Nocą z 25 na 26 listopada 1946 roku oddział Wojska Polskiego z organizacji Wolność i Niezawisłość dokonał ROZBICIA WIĘZIENIA w PUŁTUSKU.
Akcja była połączona z częściowym opanowaniem tego powiatowego miasta.Była nie tylko ostatnią akcją ppor. Stanisława Łaneckiego „Przelotnego”, ale też ostatnią akcją w wielkim stylu dokonaną przez podziemie niepodległościowe w celu uwalniania więźniów w okupowanej przez sowietów Polsce.
Jesienią 1946 r. aresztowania UBP dotknęły kadrę ROAK z terenu powiatu pułtuskiego i okolic Wyszkowa, aresztowany został m.in. komendant Obwodu Pułtusk, Mieczysław Żebrowski „Kordian”. Komendant „Jur” podjął decyzję o uwolnieniu więźniów siłą – poprzez rozbicie więzienia w Pułtusku do którego zostali przetransportowani.
Do akcji wyznaczono oddział „Przelotnego”, wzmocniony dwoma miejscowymi patrolami WiN (łącznie 39 dobrze uzbrojonych ludzi).
Operacja została przeprowadzona bardzo sprawnie. Wieczorem 25.11.1946 r. opanowano zachodnią część Pułtuska, zablokowano bronią maszynową UB i MO oraz mosty na kanale, po czym wkroczono do budynku zamieszkałego przez pracowników straży więziennej, rozbrajając ich.
Ujęty przez partyzantów naczelnik więzienia wprowadził wykonawców akcji na teren więzienia.Okazał się bardzo pomocny przy wypuszczaniu więźniów z cel; potem poprosił, aby partyzanci poturbowali go i związali – co uczyniono w sposób „bezbolesny”. Rozbrojono załogę i wypuszczono wszystkich więźniów politycznych. Ich liczba różni się jednak w dokumentach WiN i KBW (według meldunku WiN-owskiego, potwierdzanego przez relacje dwóch uczestników,uwolniono około 70 więźniów, według raportów KBW i UBP – 48). Straty sił bezpieczeństwa oceniane były na od 6 do 9 zabitych. Różni się też ilość broni zdobytej przez żołnierzy WiN, przy czym, co zaskakujące, raporty KBW podają większą ilość utraconej broni (3 rkm, 4 PPSz, 21 kb, 6 kb połamanych, 64 granaty). Meldunek WiN pomija zdobyte jakoby w więzieniu środki finansowe i depozyty. Na pewne zamieszanie w końcowej części sprawnie przeprowadzonej akcji miało wpływ, według sporządzającego meldunek zastępcy komendanta Obwodu Pułtusk Zygmunta Dąbkowskiego „Kryma”, zbyt wczesne ściągnięcie ubezpieczeń obu mostów na kanale, które odparły już kilka prób przeniknięcia przez UB i MO do zachodniej części miasta.
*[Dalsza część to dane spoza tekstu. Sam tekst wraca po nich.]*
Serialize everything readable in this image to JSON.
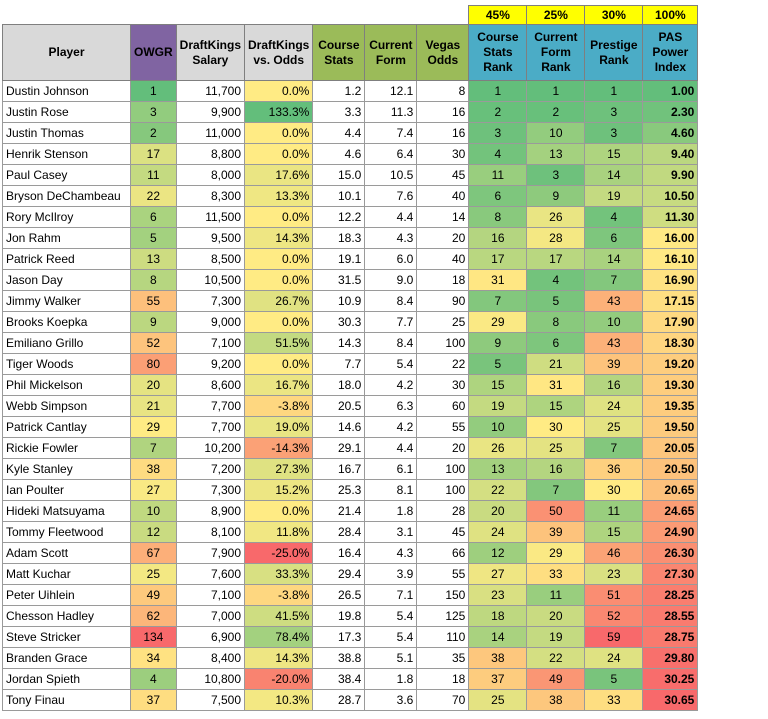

Przejście komunistycznych sił bezpieczeństwa przez mosty spowodowało zarządzenie odwrotu przez „Przelotnego”,przy czym doszło do chwilowego zamieszania wśród uczestników akcji i uwolnionych więźniów. Nie mniej wszyscy zdołali w zwartej grupie opuścić miasto. Niestety podczas odwrotu „Przelotny” napotkał na swej drodze dwóch funkcjonariuszy resortu (być może byli to członkowie ORMO wymienieni w raporcie PUBP). Podczas wymiany ognia wyeliminował obydwu, sam został jednak również śmiertelnie ranny.
Partyzanci zabrali go ze sobą,nie zabrano natomiast ciała jeszcze jednego poległego, NN „Góry”, który zginął w nieznanych okolicznościach (prawdopodobnie osłaniając akcję od strony PUBP przy moście). Wobec rany dowódcy i konieczności przyspieszenia odwrotu wykonawcy zrezygnowali z wcześniej planowanego i przygotowanego od strony wywiadowczej rozbicia magazynów „Społem”. Podczas odwrotu komendę nad oddziałem przejął sierż. „Czech”.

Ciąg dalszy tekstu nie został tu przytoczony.